I’m all for teaching children not to share things that go in or near their mouths — lollipops, candy canes, and, yes, even lip balm. Still, I have to wonder what the hell a Board of Education was doing (or not doing) in Craigsville, Virginia to waste it’s time passing a resolution in which, in order to pass this resolution that banned the sharing of drugs (can’t believe they didn’t have that one before!), they found it necessary and prudent to define lip balm as a “drug”. Color me a drug addict. Send me to rehab. I have a lip balm (or gloss or stick) in every purse and pocket! “Hello! My name is Jackie and I’m a lip balm addict!”
It started off, as all addictions do, innocently enough. I am prone to chapped lips, have been since childhood. It may or not be genetic. Who can know? I will tell you this, though — my father ruined more than one load of laundry with that little black stick filled with a certain petroleum-based product that was, more often than not, hiding in the change pocket of his jeans. It used to drive my mother crazy. Crazy, I tell you.

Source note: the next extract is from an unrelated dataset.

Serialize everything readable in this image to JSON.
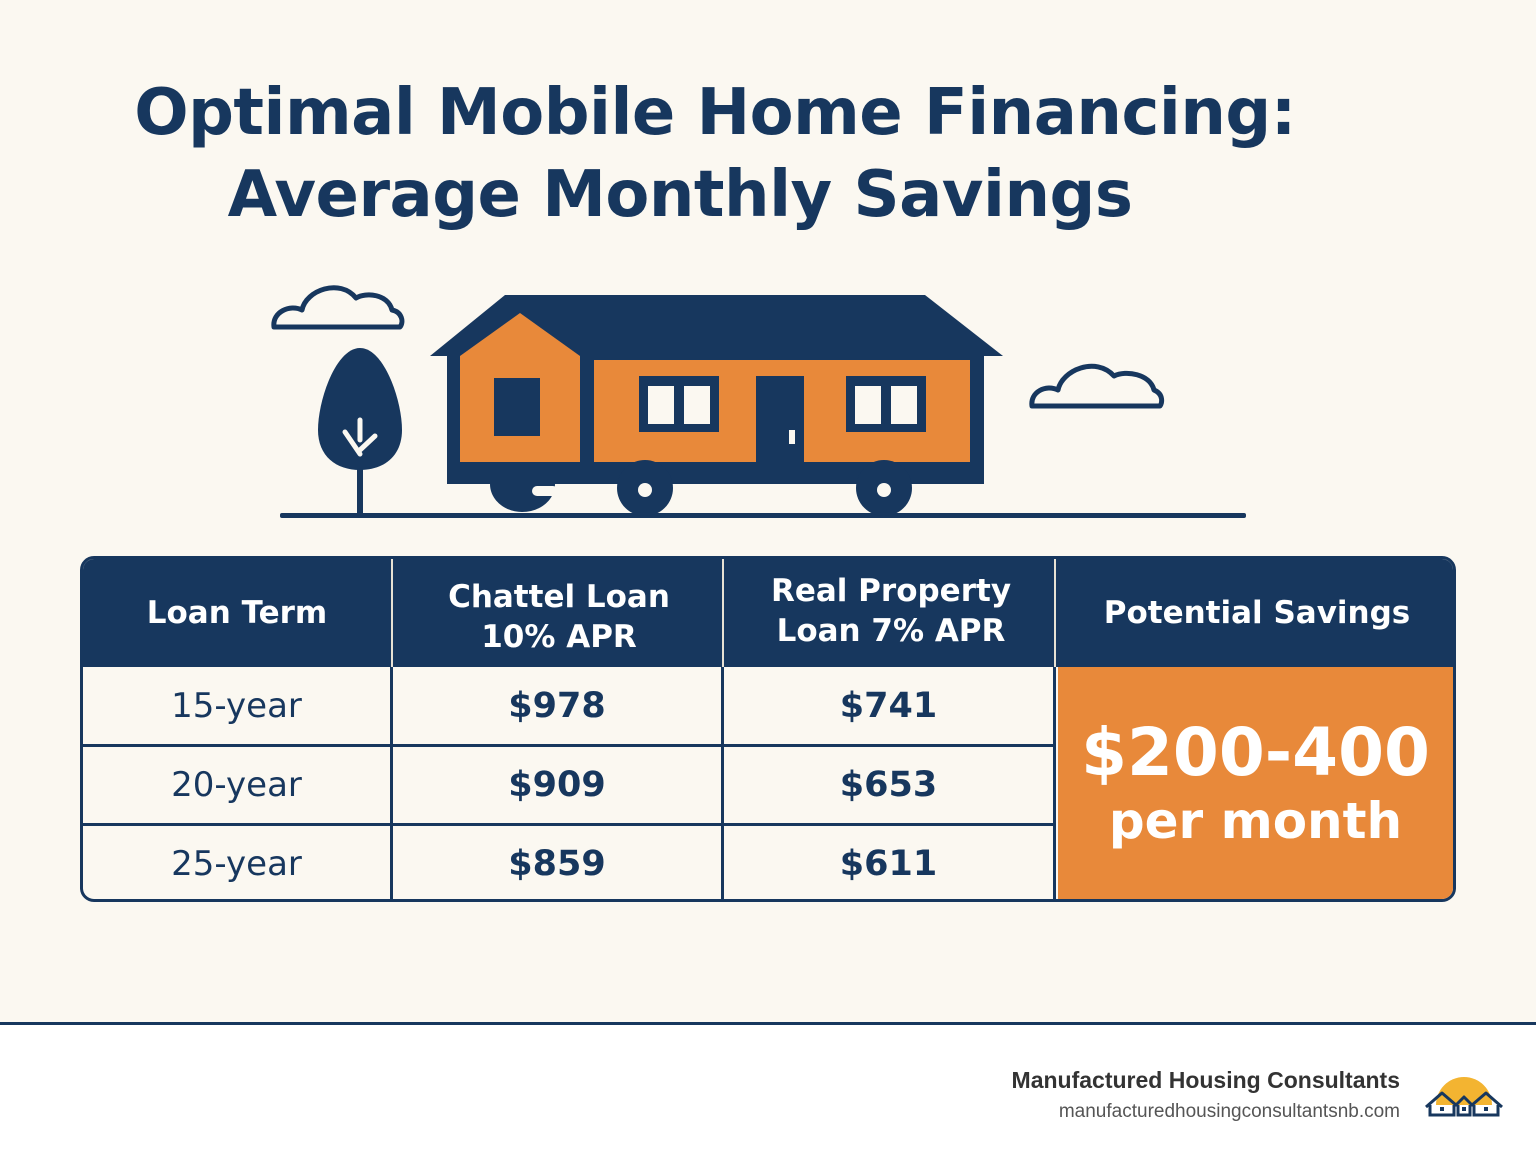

I could also blame the media for fueling my own addiction. That Suzy Chaffee was something else, wasn’t she? Who wouldn’t want her lips? So identified was this world-class skier with a certain lip balm that she came to be known as “Suzy Chapstick”. I was an impressionable youth who longed to be a blonde, leggy, beautiful skier with healthy lips. If Suzy Chaffee was selling Chapstick, I was buying it.
By the time I was in middle school I had moved past this product and began to hit the hard stuff . I discovered the sticky, flavored, glosses that kept my lips from burning and peeling while making them shine like the top of the Chrysler building in the noonday sun. These glass bottles filled with lip goo were the equivalent of a good gin and tonic in comparison to the bland domestic beer of your average lip balm. And the rollerball applicator? Who could resist that? Not me.
As I grew older I began to favor the tinted varieties. They were, looking back, my gateway to the more sophisticated, more glamorous, the martini, if you will, of lip cosmetics — the lipstick. Oh, yes. I love a nice lipstick. In my youth I favored the nudes and the browns, as I’ve aged, though, I am more and more, drawn to the raspberries and, yes, even I’ve even been known to sport a splashy red now and again. I’ve become fairly brazen in my old age — flaunting my drug addiction with every pass of the stick or the gloss across my dry lips.
Let’s get real, people. Lip balms and other beauty products are not addictions. I have a real addiction and so I know a thing or three about addiction. If someone stopped making lipstick, hospital emergency rooms would not be filled with folks suffering from withdrawl. There might be a whole lot of women wandering about with wan or, worse, bleeding lips, but not one of them would die. Not one of them would be counting the days since they came off the lip shit.
I don’t know what’s next for those folks on that Virginia Board of Education, but I hope that they concentrate on more education-based policies at their next meeting. Although it might be fun to wait and see what their next boneheaded move is, whether they deem the wearing of different colored socks a precursor to anarchy, say. Still, I think they should get back to the business of education and leave the definition of drugs to the professionals. Let’s worry less about the possible demonization of Suzy Chapstick and concentrate our energies on someone who is pushing a real drug, like “The Most Interesting Man in the World”.